Estimating leaf chlorophyll content of rice under heavy metal stress using neural network model

In plants, chlorophyll content (CC) is an important indicator of photosynthetic activity, stress, and nutritional status. In this study, hyperspectral indices were used to create a neural network model to detect subtle variations in leaf chlorophyll content of rice under heavy metal stress. We selected four experiment rice farmlands with different levels of heavy metal contamination. The four sites were located in Changchun City, Jilin Province, China. Hyperspectral, leaf chlorophyll content and heavy metal content data were collected. Then, continuum removal (400-760 nm) and first derivative spectra were applied to obtain spectral indices.
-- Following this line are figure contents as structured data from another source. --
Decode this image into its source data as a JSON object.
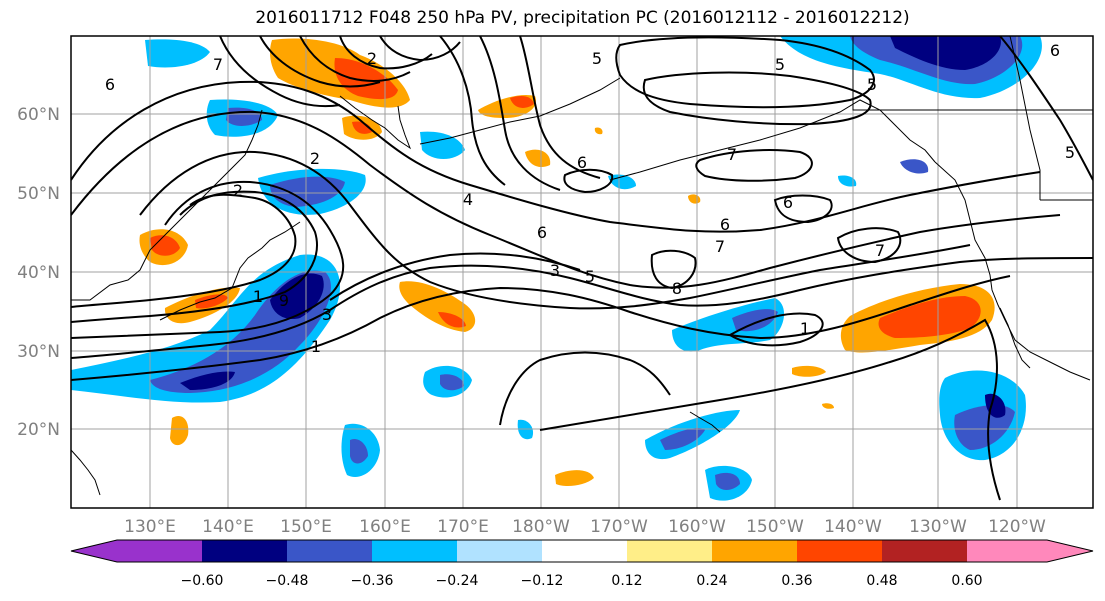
{
  "title": "2016011712 F048 250 hPa PV, precipitation PC (2016012112 - 2016012212)",
  "map": {
    "projection": "equirectangular",
    "lon_range": [
      120,
      253
    ],
    "lat_range": [
      10,
      70
    ],
    "grid": true,
    "lon_ticks": [
      {
        "lon": 130,
        "label": "130°E"
      },
      {
        "lon": 140,
        "label": "140°E"
      },
      {
        "lon": 150,
        "label": "150°E"
      },
      {
        "lon": 160,
        "label": "160°E"
      },
      {
        "lon": 170,
        "label": "170°E"
      },
      {
        "lon": 180,
        "label": "180°W"
      },
      {
        "lon": 190,
        "label": "170°W"
      },
      {
        "lon": 200,
        "label": "160°W"
      },
      {
        "lon": 210,
        "label": "150°W"
      },
      {
        "lon": 220,
        "label": "140°W"
      },
      {
        "lon": 230,
        "label": "130°W"
      },
      {
        "lon": 240,
        "label": "120°W"
      }
    ],
    "lat_ticks": [
      {
        "lat": 20,
        "label": "20°N"
      },
      {
        "lat": 30,
        "label": "30°N"
      },
      {
        "lat": 40,
        "label": "40°N"
      },
      {
        "lat": 50,
        "label": "50°N"
      },
      {
        "lat": 60,
        "label": "60°N"
      }
    ],
    "contour_labels": [
      "2",
      "6",
      "2",
      "2",
      "7",
      "6",
      "5",
      "5",
      "6",
      "5",
      "7",
      "6",
      "6",
      "4",
      "6",
      "3",
      "5",
      "8",
      "7",
      "7",
      "1",
      "1",
      "3",
      "1",
      "9",
      "5"
    ]
  },
  "colorbar": {
    "colors": [
      "#9932cc",
      "#000080",
      "#3a56c8",
      "#00bfff",
      "#b0e2ff",
      "#ffffff",
      "#ffee88",
      "#ffa500",
      "#ff4500",
      "#b22222",
      "#ff88bb"
    ],
    "labels": [
      "−0.60",
      "−0.48",
      "−0.36",
      "−0.24",
      "−0.12",
      "0.12",
      "0.24",
      "0.36",
      "0.48",
      "0.60"
    ],
    "extend": "both"
  }
}
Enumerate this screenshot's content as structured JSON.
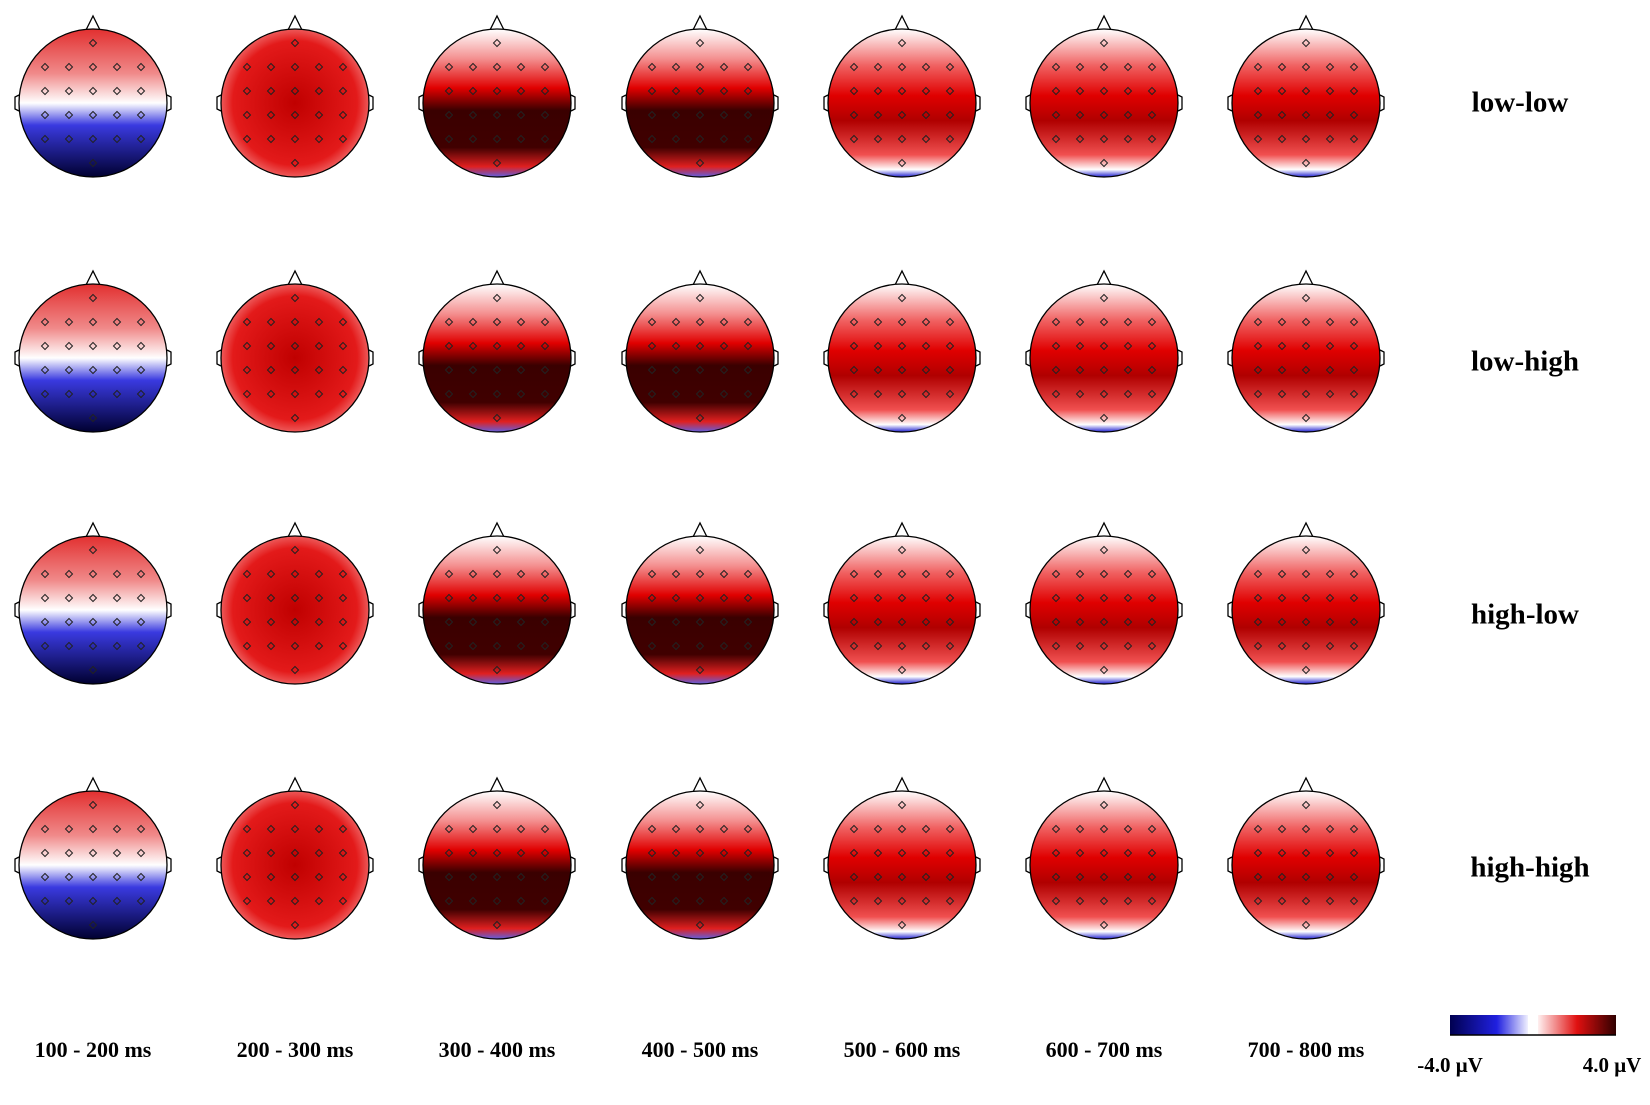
{
  "figure": {
    "conditions": [
      "low-low",
      "low-high",
      "high-low",
      "high-high"
    ],
    "time_windows": [
      "100 - 200 ms",
      "200 - 300 ms",
      "300 - 400 ms",
      "400 - 500 ms",
      "500 - 600 ms",
      "600 - 700 ms",
      "700 - 800 ms"
    ],
    "colorbar": {
      "min_label": "-4.0 μV",
      "max_label": "4.0 μV"
    }
  }
}
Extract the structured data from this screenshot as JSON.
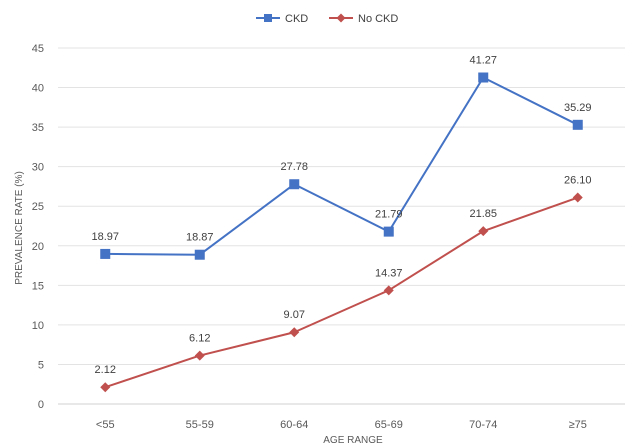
{
  "chart_data": {
    "type": "line",
    "categories": [
      "<55",
      "55-59",
      "60-64",
      "65-69",
      "70-74",
      "≥75"
    ],
    "series": [
      {
        "name": "CKD",
        "values": [
          18.97,
          18.87,
          27.78,
          21.79,
          41.27,
          35.29
        ],
        "labels": [
          "18.97",
          "18.87",
          "27.78",
          "21.79",
          "41.27",
          "35.29"
        ],
        "color": "#4472C4",
        "marker": "square"
      },
      {
        "name": "No CKD",
        "values": [
          2.12,
          6.12,
          9.07,
          14.37,
          21.85,
          26.1
        ],
        "labels": [
          "2.12",
          "6.12",
          "9.07",
          "14.37",
          "21.85",
          "26.10"
        ],
        "color": "#C0504D",
        "marker": "diamond"
      }
    ],
    "title": "",
    "xlabel": "AGE RANGE",
    "ylabel": "PREVALENCE RATE (%)",
    "ylim": [
      0,
      45
    ],
    "yticks": [
      "0",
      "5",
      "10",
      "15",
      "20",
      "25",
      "30",
      "35",
      "40",
      "45"
    ],
    "grid": true,
    "legend_position": "top-center"
  }
}
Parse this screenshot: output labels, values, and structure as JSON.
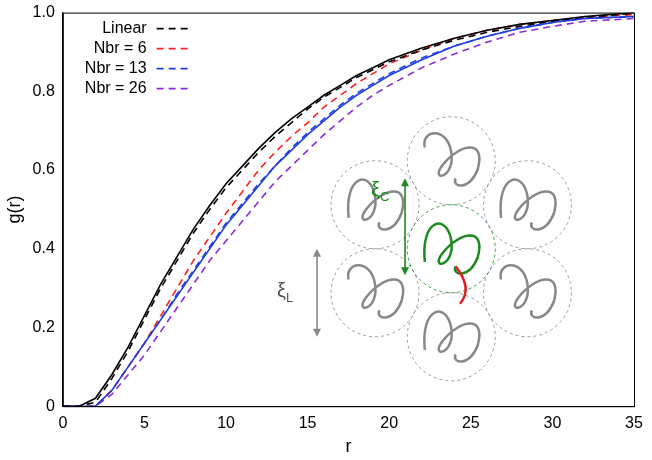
{
  "chart_data": {
    "type": "line",
    "x_label": "r",
    "y_label": "g(r)",
    "x": [
      0,
      1,
      2,
      3,
      4,
      5,
      6,
      7,
      8,
      9,
      10,
      11,
      12,
      13,
      14,
      15,
      16,
      17,
      18,
      19,
      20,
      22,
      24,
      26,
      28,
      30,
      32,
      35
    ],
    "series": [
      {
        "color": "#000000",
        "line_style": "solid",
        "values": [
          0,
          0,
          0.02,
          0.08,
          0.15,
          0.23,
          0.31,
          0.38,
          0.45,
          0.51,
          0.565,
          0.61,
          0.655,
          0.695,
          0.73,
          0.76,
          0.79,
          0.815,
          0.84,
          0.86,
          0.88,
          0.91,
          0.935,
          0.955,
          0.97,
          0.98,
          0.99,
          1.0
        ]
      },
      {
        "color": "#1f3fe0",
        "line_style": "solid",
        "values": [
          0,
          0,
          0,
          0.04,
          0.1,
          0.16,
          0.22,
          0.28,
          0.34,
          0.4,
          0.46,
          0.51,
          0.56,
          0.61,
          0.65,
          0.69,
          0.725,
          0.76,
          0.79,
          0.815,
          0.84,
          0.88,
          0.915,
          0.94,
          0.96,
          0.975,
          0.985,
          0.99
        ]
      },
      {
        "name": "Linear",
        "color": "#000000",
        "line_style": "dashed",
        "values": [
          0,
          0,
          0.01,
          0.07,
          0.14,
          0.22,
          0.3,
          0.37,
          0.44,
          0.5,
          0.555,
          0.6,
          0.645,
          0.685,
          0.72,
          0.755,
          0.785,
          0.81,
          0.835,
          0.855,
          0.875,
          0.905,
          0.93,
          0.95,
          0.965,
          0.978,
          0.988,
          0.998
        ]
      },
      {
        "name": "Nbr = 6",
        "color": "#ff2020",
        "line_style": "dashed",
        "values": [
          0,
          0,
          0,
          0.04,
          0.1,
          0.16,
          0.23,
          0.3,
          0.37,
          0.43,
          0.49,
          0.545,
          0.6,
          0.645,
          0.685,
          0.72,
          0.76,
          0.79,
          0.82,
          0.845,
          0.87,
          0.905,
          0.935,
          0.955,
          0.97,
          0.98,
          0.988,
          0.995
        ]
      },
      {
        "name": "Nbr = 13",
        "color": "#1f3fe0",
        "line_style": "dashed",
        "values": [
          0,
          0,
          0,
          0.04,
          0.1,
          0.16,
          0.22,
          0.285,
          0.345,
          0.405,
          0.465,
          0.515,
          0.565,
          0.61,
          0.655,
          0.695,
          0.73,
          0.765,
          0.795,
          0.82,
          0.845,
          0.885,
          0.915,
          0.94,
          0.96,
          0.975,
          0.985,
          0.99
        ]
      },
      {
        "name": "Nbr = 26",
        "color": "#8a2be2",
        "line_style": "dashed",
        "values": [
          0,
          0,
          0,
          0.03,
          0.08,
          0.13,
          0.19,
          0.25,
          0.31,
          0.37,
          0.42,
          0.47,
          0.52,
          0.57,
          0.61,
          0.65,
          0.69,
          0.725,
          0.76,
          0.79,
          0.815,
          0.86,
          0.895,
          0.925,
          0.95,
          0.965,
          0.978,
          0.985
        ]
      }
    ],
    "xlim": [
      0,
      35
    ],
    "xticks": [
      0,
      5,
      10,
      15,
      20,
      25,
      30,
      35
    ],
    "ylim": [
      0,
      1
    ],
    "yticks": [
      0,
      0.2,
      0.4,
      0.6,
      0.8,
      {
        "value": 1,
        "label": "1.0"
      }
    ],
    "grid": false,
    "legend": "upper left",
    "annotations": [
      "ξC",
      "ξL"
    ]
  }
}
In a sensitivity study, we showed that variations in leaf chlorophyll content were related to twelve spectral indices; green peak reflectance, green peak position, red valley reflectance, red edge position, red edge slope, red edge margin, red edge area, ratio index, ratio composite index, absorption depth, absorption width, and absorption area. Further, our results verified that the BP neural network using these twelve spectral indices estimated variations in chlorophyll content in heavy metal-stressed rice crops with reasonable accuracy. The most accurate estimation was obtained using the model with two hidden layers, that is, 20 nodes in first hidden layer and 7 nodes in the second hidden layer (R²=0. 9371).